Untuk Rivya, kekasihku
Aku selalu
memikirkan bagaimana cara menyampaikan ungkapan siksaan rindu kepadamu. Rindu
ini telah menyiksaku: Mengikat tangan dan kaki, serta membungkus rapat kepalaku
dengan kain hitam, kemudian mencincangku di ruang sempit dan pengap. Menghujani
sekujur tubuh dengan pukulan dan tendangan, serta hujatan-hujatan dari diksi cinta.
Aku benar-benar terperangkap dalam peliknya kerinduan besar ini, kasih.
Delapan
tahun lalu aku melihatmu pertama kali.

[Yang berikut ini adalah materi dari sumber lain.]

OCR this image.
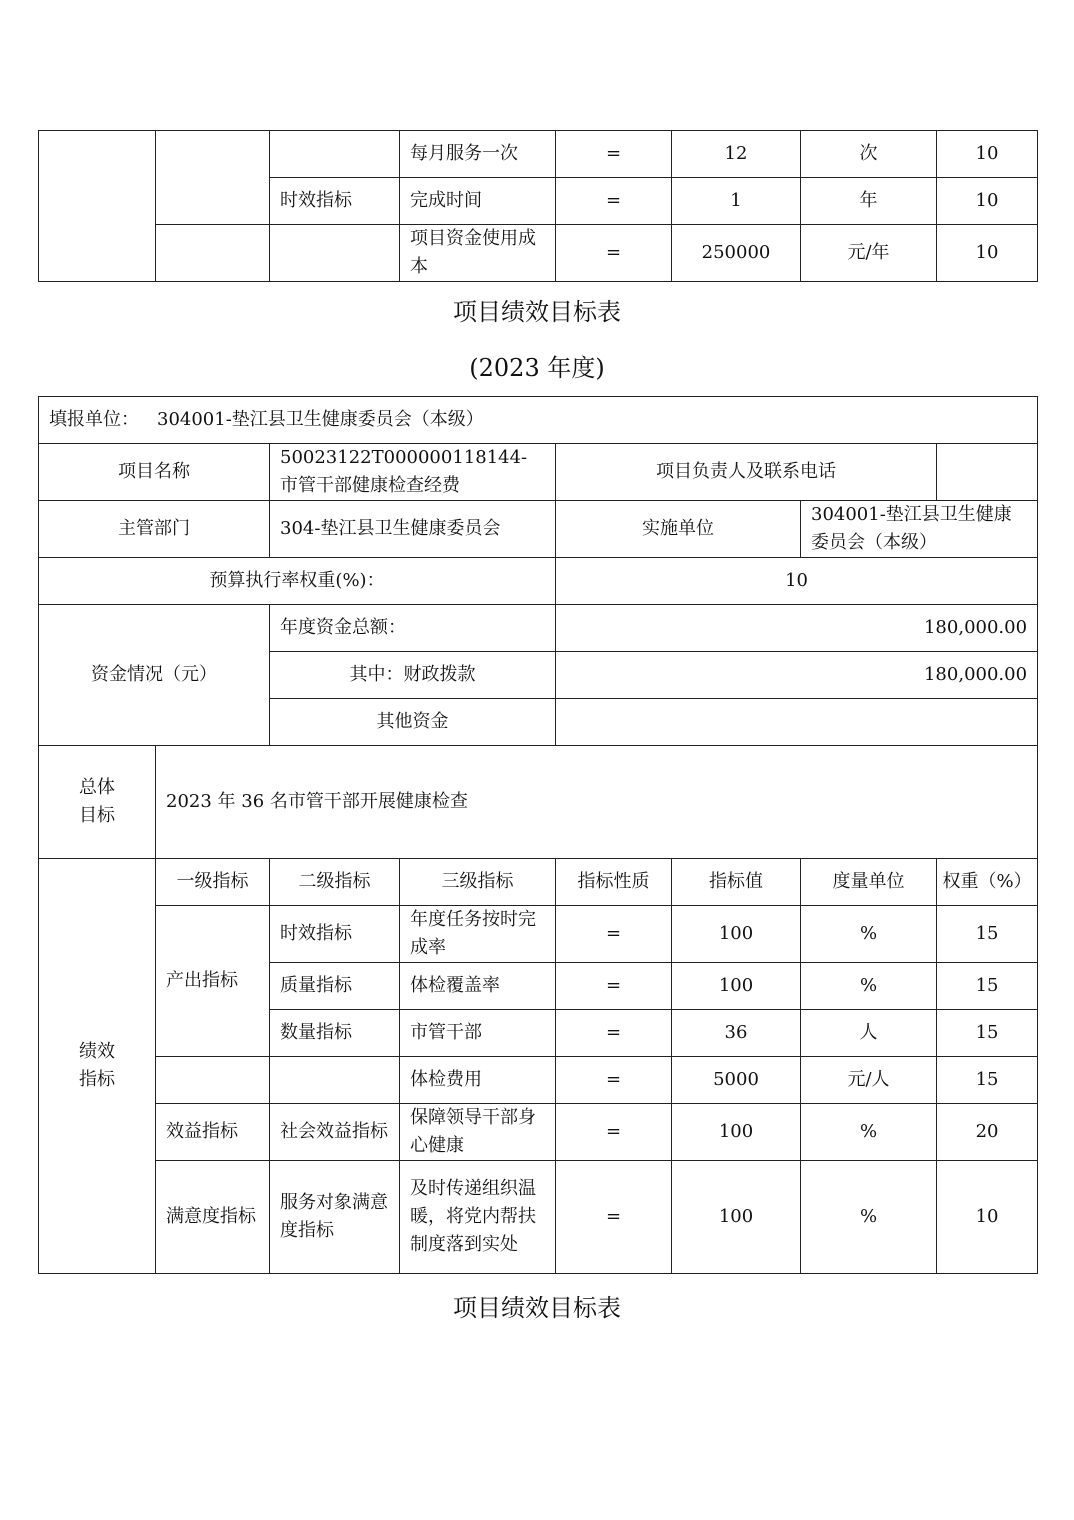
			每月服务一次	=	12	次	10
		时效指标	完成时间	=	1	年	10
			项目资金使用成本	=	250000	元/年	10
项目绩效目标表
(2023 年度)
填报单位： 304001-垫江县卫生健康委员会（本级）							
项目名称		50023122T000000118144-市管干部健康检查经费		项目负责人及联系电话			
主管部门		304-垫江县卫生健康委员会		实施单位		304001-垫江县卫生健康委员会（本级）	
预算执行率权重(%)：				10			
资金情况（元）		年度资金总额：		180,000.00			
		其中：财政拨款		180,000.00			
		其他资金					
总体目标	2023 年 36 名市管干部开展健康检查						
绩效指标	一级指标	二级指标	三级指标	指标性质	指标值	度量单位	权重（%）
	产出指标	时效指标	年度任务按时完成率	=	100	%	15
		质量指标	体检覆盖率	=	100	%	15
		数量指标	市管干部	=	36	人	15
			体检费用	=	5000	元/人	15
	效益指标	社会效益指标	保障领导干部身心健康	=	100	%	20
	满意度指标	服务对象满意度指标	及时传递组织温暖，将党内帮扶制度落到实处	=	100	%	10
项目绩效目标表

Kau duduk lantang di sudut ruang kelas.
Gelagak keras tawa dan disusul senyum dengan lesung pipit itu menyeret
perhatianku. Aku seperti seorang bayi yang baru dilahirkan dan bertemu bumi, menangis
keras, bahagia karena telah hidup. Iya, aku telah merasakan kehidupan yang
indah dari senyum singkat itu, kasih. Ah, rasanya seperti baru semalam.
Dan empat tahun lalu, saat pertama
kita memulai kisah percintaan yang adalah bagian terindah dalam hidupku. Tuhan
telah meniupkan angin asmara yang besar kepadaku. Yang kemudian dengan bahagia kujunjung
dan kupikul kemanapun aku melangkah. Kita telah berkelana di jalan setapak,
menuju arah tenggelamnya matahari serta ditemani romantisnya jingga senja dan
nyanyian kawanan burung bangau.
Kita sangat menikmati menjadi diri kita
sendiri. Menjadi sepasang orang gila, benar-benar gila. Tak ada sekalipun
pertemuan kita tanpa adanya adegan kegilaan. Kita adalah sepasang kekasih dan
sepasang kawan yang sangat akrab. Kita membagi apapun. Dan kita adalah penutur
bagi segala macam riuh bahagia kehidupan.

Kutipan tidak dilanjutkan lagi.